Wednesday, May 11, 2005
Bleu
J’ecris en francais parce que j’ai besoin de resaisir le plaisir que j’avais en cette langue. Je me fous du grammaire, des anglicismes. Je ne veux rien que retrouver le rythme et la musique de cet ami negligé.Aujourd’hui est un de ces jours bleus hormonaux. Je les aime et je les hais; ils me font vivre, chaque instant devient poignant, mais ils me rendent melancolique. Les details banaux m’attristent. Les clignotants silencieux, arrythme, des voitures en queue. Le pouls des bandes des lumieres dans un tunnel. Les ombres voletants.
De l’autre coté, je tombe amoureuse de tout. De tous et de toutes. Un gars dans ma classe de droit, qui a les cheveux noirs, les visage toujours baissé. Il ne parle a personne; mal a l’aise, timide, le contraire des autres jeunes, arrogants, se pavanant comme des coqs. Lui, il marche comme un petit garcon qui a grandi trop rapidement. Gauchement, comme s'il n’a pas encore reussi a s’habituer a ses nouveaux membres. Il porte un sac a dos decoré de Ninja Turtles. On ne s’est jamais parlé, je n’ai meme jamais entendu sa voix.

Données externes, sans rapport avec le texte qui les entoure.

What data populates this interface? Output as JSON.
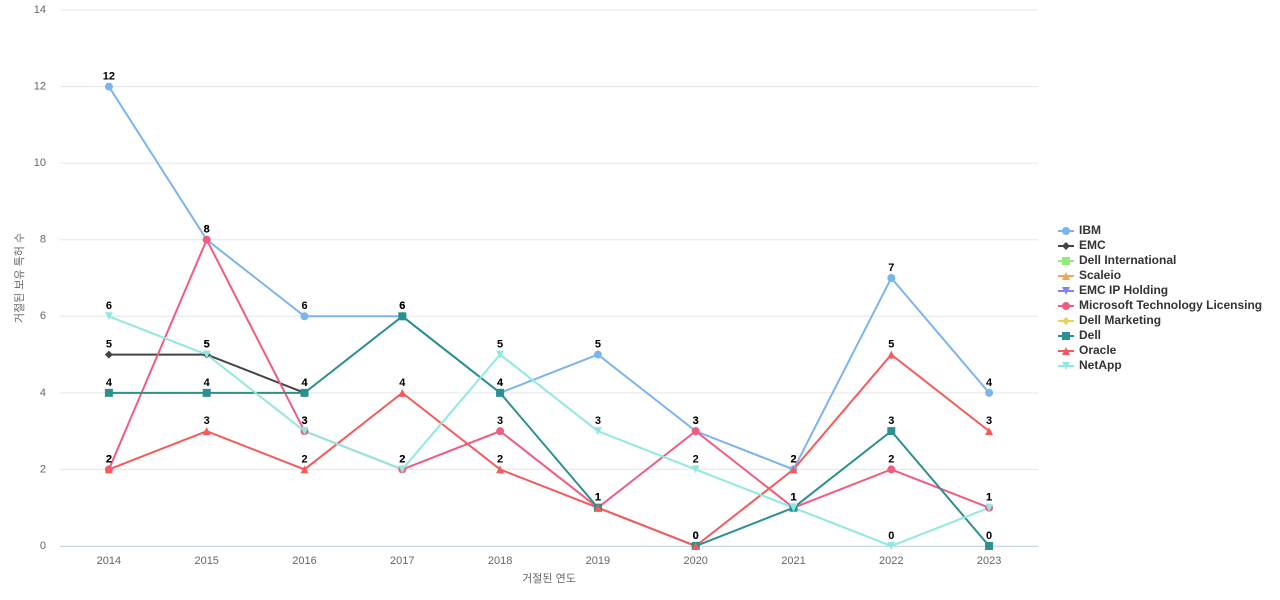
{
  "chart_data": {
    "type": "line",
    "x_label": "거절된 연도",
    "y_label": "거절된 보유 특허 수",
    "categories": [
      "2014",
      "2015",
      "2016",
      "2017",
      "2018",
      "2019",
      "2020",
      "2021",
      "2022",
      "2023"
    ],
    "ylim": [
      0,
      14
    ],
    "yticks": [
      0,
      2,
      4,
      6,
      8,
      10,
      12,
      14
    ],
    "grid": true,
    "legend": "right",
    "series": [
      {
        "name": "IBM",
        "color": "#7cb5ec",
        "marker": "circle",
        "values": [
          12,
          8,
          6,
          6,
          4,
          5,
          3,
          2,
          7,
          4
        ]
      },
      {
        "name": "EMC",
        "color": "#434348",
        "marker": "diamond",
        "values": [
          5,
          5,
          4,
          null,
          null,
          null,
          null,
          null,
          null,
          null
        ]
      },
      {
        "name": "Dell International",
        "color": "#90ed7d",
        "marker": "square",
        "values": [
          null,
          null,
          null,
          null,
          null,
          null,
          null,
          null,
          null,
          null
        ]
      },
      {
        "name": "Scaleio",
        "color": "#f7a35c",
        "marker": "triangle",
        "values": [
          null,
          null,
          null,
          null,
          null,
          null,
          null,
          null,
          null,
          null
        ]
      },
      {
        "name": "EMC IP Holding",
        "color": "#8085e9",
        "marker": "triangle-down",
        "values": [
          null,
          null,
          null,
          null,
          null,
          null,
          null,
          null,
          null,
          null
        ]
      },
      {
        "name": "Microsoft Technology Licensing",
        "color": "#f15c80",
        "marker": "circle",
        "values": [
          2,
          8,
          3,
          2,
          3,
          1,
          3,
          1,
          2,
          1
        ]
      },
      {
        "name": "Dell Marketing",
        "color": "#e4d354",
        "marker": "diamond",
        "values": [
          null,
          null,
          null,
          null,
          null,
          null,
          null,
          null,
          null,
          null
        ]
      },
      {
        "name": "Dell",
        "color": "#2b908f",
        "marker": "square",
        "values": [
          4,
          4,
          4,
          6,
          4,
          1,
          0,
          1,
          3,
          0
        ]
      },
      {
        "name": "Oracle",
        "color": "#f45b5b",
        "marker": "triangle",
        "values": [
          2,
          3,
          2,
          4,
          2,
          1,
          0,
          2,
          5,
          3
        ]
      },
      {
        "name": "NetApp",
        "color": "#91e8e1",
        "marker": "triangle-down",
        "values": [
          6,
          5,
          3,
          2,
          5,
          3,
          2,
          1,
          0,
          1
        ]
      }
    ]
  }
}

Il y a d’autres que je regarde. Une rousse, les yeux intelligents, riants mais gentils, assise en face de moi en classe de français. La bouche toujours prête à rire, comme une fraise. La prof aussi, je l’aime- je suis toujours un peu amoureuse de mes profs de français. Celle-ci a bon coeur et l’humour. La grace de quelqu’un qui a appris la danse classique quand elle etait petite, charmante sans être exactement belle.
Je suis aussi amoureuse d’un image, un spectre sur un ecran. J’aime aimer a distance Je viens de la voir dans le film Possession. Chacun de ses scènes est une peinture de Rembrandt. Encore une rousse, la peau de porcelaine, les pommettes hautes. Lumineuse. Encore ce sont les yeux qui m’attirent; les yeux qui parlent, qui brillent de larmes, de sourires, de rage. Les gestes subtils. Une scène en particulier me perce au coeur. Enceinte, son amoureuse suicidée de jalousie, son amour perdu loin d’elle, elle se tient droite, la tete haute, dans un jardin. Elle porte une robe de vert foncé en velours et tout autour d’elle est la verdure. Seul son visage est illuminé par ses tresses du couleur de feu. C’est sa immobilité qui me transfixe, qui exprime sans aucun geste, sans aucun mot, la souffrance, la tragedie, la passion, la nobilité; la force et la fragilité de verre.
Dans ces jours bleus languissants, je retrouve la romantique en moi, enterrée sous les couches de cynicisme, d’armure. Je ressens encore le besoin pour la poesie. Je me rappelle que je suis un corps, non seulement un esprit. Je desire. Je veux aller dans des pays latins, des pays ou l’amour est un passetemps national. Je veux baiser des inconnus.
Je mens. J’ecris en cette langue pour m’eloigner de ce que j’ecris. Pour me cacher en me devoilant.